Estes planos de tornar o complexo mais “verde” também estão patentes na génese das duas novas fábricas que estão prestes a nascer em Sines. As tecnologias nelas presentes são as primeiras do seu género a serem instaladas na Península Ibérica, garantindo a máxima eficiência energética, assegura a Repsol. Os novos produtos são 100% recicláveis e podem ser utilizados para aplicações altamente especializadas, promovendo a transição energética nas indústrias farmacêutica, automóvel ou alimentar.
O novo projeto de investimento foi concebido para acompanhar os objetivos da Repsol de ser uma empresa com zero emissões líquidas de dióxido de carbono até 2050.
Hidrogénio quase a chegar a Sines
Além dos vários projetos já mencionados, a Repsol anunciou a semana passada a intenção de explorar as oportunidades para o hidrogénio verde em conjunto com a EDP Renováveis em toda a Península Ibérica. Uma das localizações em estudo é Sines, e o CEO da Repsol mostra-se confiante de que vai avançar em breve.
“Sines, nos próximos 3 a 4 anos, vai ter produção de hidrogénio, com uma certeza quase total”, afirma o CEO da Repsol em declarações ao Expresso. Entretanto, “temos de fazer o possível para que (o hidrogénio verde) seja rentável”, indica Imaz, sem querer adiantar mais detalhes sobre os planos ou montantes envolvidos.
Este projeto insere-se no objetivo da empresa, a nível internacional, de possuir uma capacidade equivalente a 552 megawatts (MW) até 2025 e de 1,9 gigawatts (GW) até 2030.
Investir no petroquímico em plena transição verde
Numa altura em que a transição verde é tida como uma das grandes linhas orientadoras da política nacional e internacional, surge a questão: como se enquadra nesse contexto o investimento no setor petroquímico, de elevadas emissões?
Além de apontar os investimentos em tornar o complexo mais verde, Josu Jon Imaz afirma que este investimento encaixa no novo paradigma: “A transição energética precisa de mais materiais poliméricos. Porquê? Os carros têm de reduzir o peso, os aviões também (para um menor consumo de energia na mobilidade), precisamos de uma melhor conservação dos alimentos, necessitamos de melhorar o embalamento…”.
Tudo áreas em que o plástico pode ajudar, e às quais se junta a possibilidade de melhorar o isolamento de casas e edifícios. “É também o futuro do petróleo. O futuro não será queimá-lo, daqui a 30 ou 40 anos”, defende.
Em paralelo, o CEO da Repsol sublinha que “a indústria é necessária para termos sociedades avançadas, para termos classes médias com bons empregos”, e que é ainda responsável por fornecer materiais para outros setores essenciais, dando o exemplo dos produtos farmacêuticos para os quais os plásticos são utilizados.

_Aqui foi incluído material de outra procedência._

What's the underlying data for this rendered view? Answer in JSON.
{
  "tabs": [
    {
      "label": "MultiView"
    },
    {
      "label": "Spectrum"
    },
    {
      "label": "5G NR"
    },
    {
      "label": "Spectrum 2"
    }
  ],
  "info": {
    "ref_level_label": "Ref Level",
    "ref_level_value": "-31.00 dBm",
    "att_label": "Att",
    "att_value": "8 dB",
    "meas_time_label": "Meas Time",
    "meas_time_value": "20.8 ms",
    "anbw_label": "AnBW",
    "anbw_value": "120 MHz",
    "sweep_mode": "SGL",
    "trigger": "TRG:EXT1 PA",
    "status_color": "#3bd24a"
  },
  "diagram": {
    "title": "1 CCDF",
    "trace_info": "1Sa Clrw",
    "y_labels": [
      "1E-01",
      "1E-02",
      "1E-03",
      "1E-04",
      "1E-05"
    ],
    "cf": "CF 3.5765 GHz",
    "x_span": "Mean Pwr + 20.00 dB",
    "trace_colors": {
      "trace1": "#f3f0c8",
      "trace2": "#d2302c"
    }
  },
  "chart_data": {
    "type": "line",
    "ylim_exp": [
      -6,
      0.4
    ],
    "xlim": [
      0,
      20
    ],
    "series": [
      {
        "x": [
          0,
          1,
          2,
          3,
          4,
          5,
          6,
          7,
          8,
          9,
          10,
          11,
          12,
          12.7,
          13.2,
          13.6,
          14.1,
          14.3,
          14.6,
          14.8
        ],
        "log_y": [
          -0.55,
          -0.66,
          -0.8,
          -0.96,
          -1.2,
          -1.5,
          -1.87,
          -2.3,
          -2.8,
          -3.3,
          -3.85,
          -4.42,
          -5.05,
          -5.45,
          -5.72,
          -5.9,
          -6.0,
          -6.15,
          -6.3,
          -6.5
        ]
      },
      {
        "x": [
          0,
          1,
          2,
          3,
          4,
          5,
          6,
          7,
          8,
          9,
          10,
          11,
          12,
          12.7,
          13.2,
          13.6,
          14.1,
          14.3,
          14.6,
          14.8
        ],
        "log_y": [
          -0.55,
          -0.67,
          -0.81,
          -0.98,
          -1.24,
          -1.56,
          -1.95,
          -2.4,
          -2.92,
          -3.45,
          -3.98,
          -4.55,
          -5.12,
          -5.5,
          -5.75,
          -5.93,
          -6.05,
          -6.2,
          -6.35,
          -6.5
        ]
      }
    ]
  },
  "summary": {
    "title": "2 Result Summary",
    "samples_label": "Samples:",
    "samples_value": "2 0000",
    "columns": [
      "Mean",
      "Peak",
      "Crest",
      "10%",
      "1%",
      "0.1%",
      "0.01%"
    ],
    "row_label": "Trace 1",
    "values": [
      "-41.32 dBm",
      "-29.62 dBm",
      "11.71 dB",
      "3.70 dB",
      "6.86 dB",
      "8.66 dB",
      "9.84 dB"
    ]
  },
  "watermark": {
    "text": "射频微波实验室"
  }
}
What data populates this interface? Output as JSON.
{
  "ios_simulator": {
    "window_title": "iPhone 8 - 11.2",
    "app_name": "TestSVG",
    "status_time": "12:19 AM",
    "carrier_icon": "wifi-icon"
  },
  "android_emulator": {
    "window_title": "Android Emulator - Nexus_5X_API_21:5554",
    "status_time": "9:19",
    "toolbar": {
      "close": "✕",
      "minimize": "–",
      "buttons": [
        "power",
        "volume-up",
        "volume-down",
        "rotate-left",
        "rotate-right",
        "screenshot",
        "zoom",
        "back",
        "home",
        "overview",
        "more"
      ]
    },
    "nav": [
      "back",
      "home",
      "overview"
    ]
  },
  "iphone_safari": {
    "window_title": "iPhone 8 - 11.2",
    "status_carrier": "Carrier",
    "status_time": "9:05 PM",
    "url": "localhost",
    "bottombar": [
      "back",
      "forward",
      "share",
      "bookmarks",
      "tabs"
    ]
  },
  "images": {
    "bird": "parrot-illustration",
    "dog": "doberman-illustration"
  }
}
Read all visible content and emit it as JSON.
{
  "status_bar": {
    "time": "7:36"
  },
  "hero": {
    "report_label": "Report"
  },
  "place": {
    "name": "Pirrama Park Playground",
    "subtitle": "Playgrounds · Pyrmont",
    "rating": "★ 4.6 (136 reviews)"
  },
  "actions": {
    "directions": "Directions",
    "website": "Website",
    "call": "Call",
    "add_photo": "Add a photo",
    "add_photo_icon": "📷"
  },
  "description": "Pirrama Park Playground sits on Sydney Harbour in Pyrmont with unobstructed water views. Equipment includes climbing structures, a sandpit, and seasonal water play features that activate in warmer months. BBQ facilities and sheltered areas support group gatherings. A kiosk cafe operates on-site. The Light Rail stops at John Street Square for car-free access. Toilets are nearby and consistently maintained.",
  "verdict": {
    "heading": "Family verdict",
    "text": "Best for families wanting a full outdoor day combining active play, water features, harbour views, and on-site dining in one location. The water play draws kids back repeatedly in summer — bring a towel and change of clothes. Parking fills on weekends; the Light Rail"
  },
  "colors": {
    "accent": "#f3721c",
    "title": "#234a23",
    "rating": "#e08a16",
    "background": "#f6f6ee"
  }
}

Portugal conquista pelo porto e ambiente
A escolha de fazer um investimento de 657 milhões de euros em Portugal teve essencialmente duas motivações. Em primeiro lugar, do ponto de vista do negócio, era o que fazia sentido, “para ter uma alternativa sempre aberta” em relação ao complexo de Tarragona, o único na Península Ibérica que tem porto, além de Sines. Depois, do ponto de vista de integração da produção, também era lógico acrescentar as duas novas unidades.
Mas, em segundo lugar, o CEO da Repsol ressalta o “ambiente favorável” por parte das administrações e da sociedade portuguesa. Confrontado com a possibilidade de o incentivo fiscal de 63 milhões ter sido decisivo, Imaz afirma que “ajuda”, mas que para uma empresa da dimensão da Repsol não é o fator “fundamental”.
Preços do gás e eletricidade preocupam. Mas há soluções
Josu Jon Imaz reconhece que os preços do gás e da eletricidade, que têm vindo a disparar um pouco por todo o mundo, “impactam negativamente na comunidade industrial”, da qual a Repsol faz parte, pelo que olha para estes desenvolvimentos com preocupação. “Não necessitamos só de uma transição energética. Necessitamos de uma transição energética justa”, defende.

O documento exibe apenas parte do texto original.